Mais l’intérêt est aussi lié au coût de financement. « Comparé à une émission mixte actions plus dette, une émission de titres hybrides est en règle générale plus avantageuse, rappelle Antoine Loudenot. L’avantage financier pour les opérations déjà réalisées sur ce marché se chiffre en centaine de points de base (pb). » Ce qui compense finalement le coût supplémentaire de ce type d’émission par rapport à une obligation classique. Le groupe allemand a émis 750 millions d’euros dans le cadre de cette opération avec un coupon de 7,375 % et une échéance à 60 ans. Cette durée n’est toutefois que théorique. L’émetteur dispose en effet d’un call, c’est-à-dire d’une option de remboursement de l’obligation au bout de cinq ans. « Lorsque nous investissons dans ce type de titres, nous attendons un remboursement à la date du premier ‘call’ », précise Stéphan Mazel, gérant chez Groupama AM. Les émetteurs sont d’ailleurs fortement incités à rembourser l’obligation dès la première option : le coupon est revu en fonction de l’évolution des taux de marché et un step-up, (augmentation du spread) peut alors être appliqué.

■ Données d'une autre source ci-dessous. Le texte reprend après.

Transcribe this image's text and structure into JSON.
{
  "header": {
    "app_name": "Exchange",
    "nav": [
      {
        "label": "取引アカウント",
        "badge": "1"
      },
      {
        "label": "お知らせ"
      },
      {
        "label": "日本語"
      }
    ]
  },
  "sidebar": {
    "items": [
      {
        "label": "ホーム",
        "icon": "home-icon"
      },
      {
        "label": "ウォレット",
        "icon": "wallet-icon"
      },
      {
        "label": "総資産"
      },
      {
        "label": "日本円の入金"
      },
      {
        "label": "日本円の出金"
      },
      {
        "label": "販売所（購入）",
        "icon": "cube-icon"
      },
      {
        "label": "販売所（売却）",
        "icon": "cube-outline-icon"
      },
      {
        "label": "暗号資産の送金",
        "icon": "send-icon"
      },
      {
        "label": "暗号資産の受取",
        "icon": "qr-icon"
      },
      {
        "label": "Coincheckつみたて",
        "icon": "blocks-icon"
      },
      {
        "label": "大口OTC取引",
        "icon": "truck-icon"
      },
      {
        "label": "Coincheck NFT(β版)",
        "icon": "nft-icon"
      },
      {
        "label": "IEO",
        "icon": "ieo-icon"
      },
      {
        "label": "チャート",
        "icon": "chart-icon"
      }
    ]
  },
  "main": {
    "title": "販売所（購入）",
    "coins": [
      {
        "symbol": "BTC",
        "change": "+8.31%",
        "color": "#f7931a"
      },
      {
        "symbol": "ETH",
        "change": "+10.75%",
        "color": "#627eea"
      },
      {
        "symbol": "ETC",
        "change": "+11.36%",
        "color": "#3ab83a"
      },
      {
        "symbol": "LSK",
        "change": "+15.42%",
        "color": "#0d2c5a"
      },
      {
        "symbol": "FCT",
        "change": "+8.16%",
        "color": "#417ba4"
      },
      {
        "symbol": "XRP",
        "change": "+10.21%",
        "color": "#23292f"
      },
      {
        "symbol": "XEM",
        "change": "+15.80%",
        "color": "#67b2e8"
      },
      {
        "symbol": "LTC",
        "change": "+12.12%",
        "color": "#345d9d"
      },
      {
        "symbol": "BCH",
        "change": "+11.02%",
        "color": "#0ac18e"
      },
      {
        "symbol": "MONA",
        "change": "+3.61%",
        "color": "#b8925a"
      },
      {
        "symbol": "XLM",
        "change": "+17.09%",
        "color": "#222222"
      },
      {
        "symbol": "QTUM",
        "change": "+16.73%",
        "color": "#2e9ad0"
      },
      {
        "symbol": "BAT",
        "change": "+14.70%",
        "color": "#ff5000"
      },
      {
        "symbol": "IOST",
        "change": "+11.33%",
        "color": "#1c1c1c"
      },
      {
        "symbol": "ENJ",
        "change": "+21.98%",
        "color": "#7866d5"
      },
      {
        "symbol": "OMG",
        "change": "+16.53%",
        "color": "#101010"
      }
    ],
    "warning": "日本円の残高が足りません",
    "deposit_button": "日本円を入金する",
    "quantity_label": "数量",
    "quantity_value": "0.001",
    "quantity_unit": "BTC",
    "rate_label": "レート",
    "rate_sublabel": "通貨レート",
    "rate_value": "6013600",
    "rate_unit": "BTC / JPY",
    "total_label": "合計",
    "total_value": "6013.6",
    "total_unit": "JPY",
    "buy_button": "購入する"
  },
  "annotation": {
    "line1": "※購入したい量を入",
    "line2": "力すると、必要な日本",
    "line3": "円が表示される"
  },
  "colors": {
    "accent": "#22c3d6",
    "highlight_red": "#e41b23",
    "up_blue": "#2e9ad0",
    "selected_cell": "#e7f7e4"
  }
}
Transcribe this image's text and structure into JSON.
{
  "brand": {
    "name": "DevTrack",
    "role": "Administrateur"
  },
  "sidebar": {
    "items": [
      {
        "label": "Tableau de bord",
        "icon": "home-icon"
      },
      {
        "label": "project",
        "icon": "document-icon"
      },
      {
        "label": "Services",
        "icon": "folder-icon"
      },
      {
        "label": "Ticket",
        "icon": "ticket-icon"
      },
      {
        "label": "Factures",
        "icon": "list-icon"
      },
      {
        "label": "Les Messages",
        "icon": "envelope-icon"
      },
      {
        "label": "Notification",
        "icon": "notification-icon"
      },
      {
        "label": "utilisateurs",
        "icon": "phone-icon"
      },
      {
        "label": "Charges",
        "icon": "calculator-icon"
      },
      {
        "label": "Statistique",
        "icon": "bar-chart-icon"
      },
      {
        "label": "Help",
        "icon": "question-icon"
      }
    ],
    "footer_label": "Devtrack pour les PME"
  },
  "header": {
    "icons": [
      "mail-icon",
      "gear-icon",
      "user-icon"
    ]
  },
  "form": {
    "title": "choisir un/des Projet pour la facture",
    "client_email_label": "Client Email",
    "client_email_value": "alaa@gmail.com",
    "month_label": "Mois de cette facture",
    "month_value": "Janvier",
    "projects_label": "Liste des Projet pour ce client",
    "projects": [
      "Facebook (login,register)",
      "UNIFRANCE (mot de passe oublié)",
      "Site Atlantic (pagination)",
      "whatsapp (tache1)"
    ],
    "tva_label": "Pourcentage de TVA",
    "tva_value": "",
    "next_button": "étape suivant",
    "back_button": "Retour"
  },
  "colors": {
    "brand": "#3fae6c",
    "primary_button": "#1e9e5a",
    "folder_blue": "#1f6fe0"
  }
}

« Ces titres sont intéressants car ils permettent de dynamiser la performance de nos portefeuilles obligataires avec des signatures de qualité », souligne un gérant. Dans le cas d’EnBW, le spread à l’émission s’est élevé à 540 pb. Dans le contexte actuel de tension sur les marchés, les écarts de taux ont même augmenté à près de 700 pb.

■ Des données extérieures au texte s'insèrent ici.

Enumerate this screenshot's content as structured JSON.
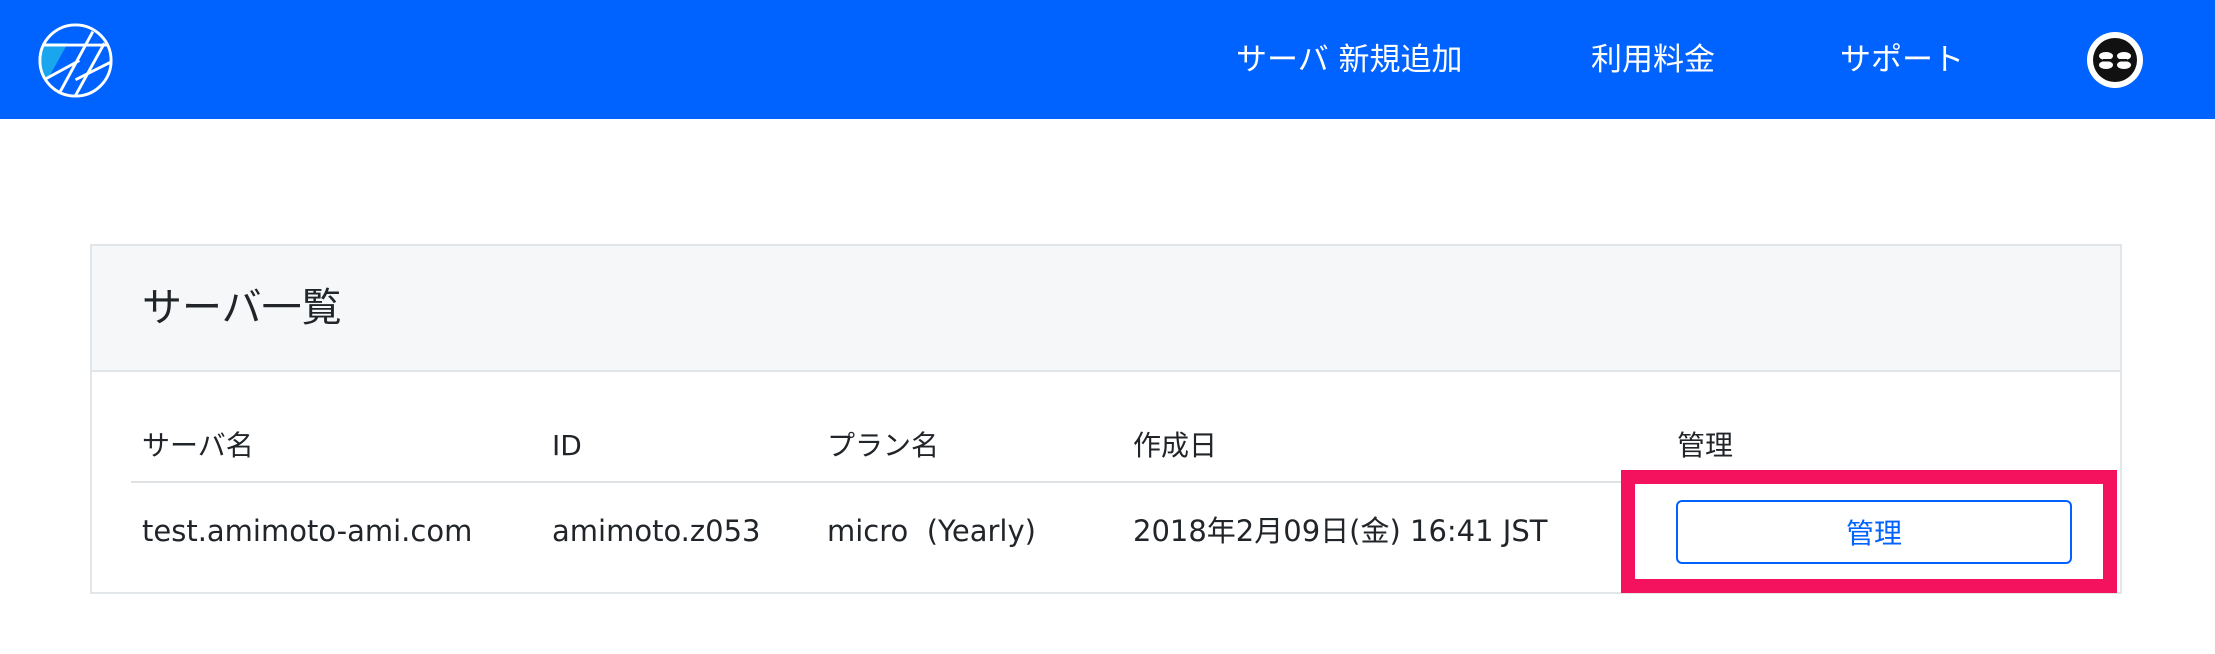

Malgré tout, ce compartiment reste peu significatif. Après une année 2010 prolifique avec 5 milliards d’euros d’émissions, dont un record pour RWE à 1,75 milliard en septembre, 2011 est moins porteuse avec 2,5 milliards depuis janvier. « Le marché des dettes hybrides est encore peu profond et se limite à un certain type d’émetteurs, relève Stéphan Mazel. Ce type de titres ne représente pas plus de 1 % de nos portefeuilles obligataires. » Principal frein au développement de ce compartiment, le risque supplémentaire inhérent à ce type d’instrument. « Pour être intéressantes, ces obligations doivent offrir une prime élevée, poursuit Stéphan Mazel. Mais cet apport de ‘spread’ n’est pas gratuit. Il rémunère un risque plus important que pour une obligation classique du fait de la possibilité de différer le coupon, du caractère subordonné de l’instrument et de l’incertitude sur l’échéance. » Mais aujourd’hui, la première inquiétude des investisseurs est la liquidité de ces obligations. « Ces titres sont peu populaires car leur liquidité est limitée, rapporte Nolwenn Le Roux. Une faiblesse plus marquée dans des marchés difficiles comme actuellement, qui se traduit par des fourchettes de ‘spreads’ à l’achat et à la vente très larges. » Enfin, ce type de financement n’est pas ouvert à toutes les corporates et reste encore plutôt réservé aux acteurs de services aux collectivités, compte tenu de la visibilité de leur cash-flow et de leur actionnariat souvent public, bien adapté à des maturités très longues.

Cela dit, des émissions sont en projet. Mais le regain de volatilité sur le marché en a remisé quelques-unes en attendant une accalmie plus durable. Après une première tentative en septembre, EnBW avait dû attendre une fenêtre de tir favorable fin octobre.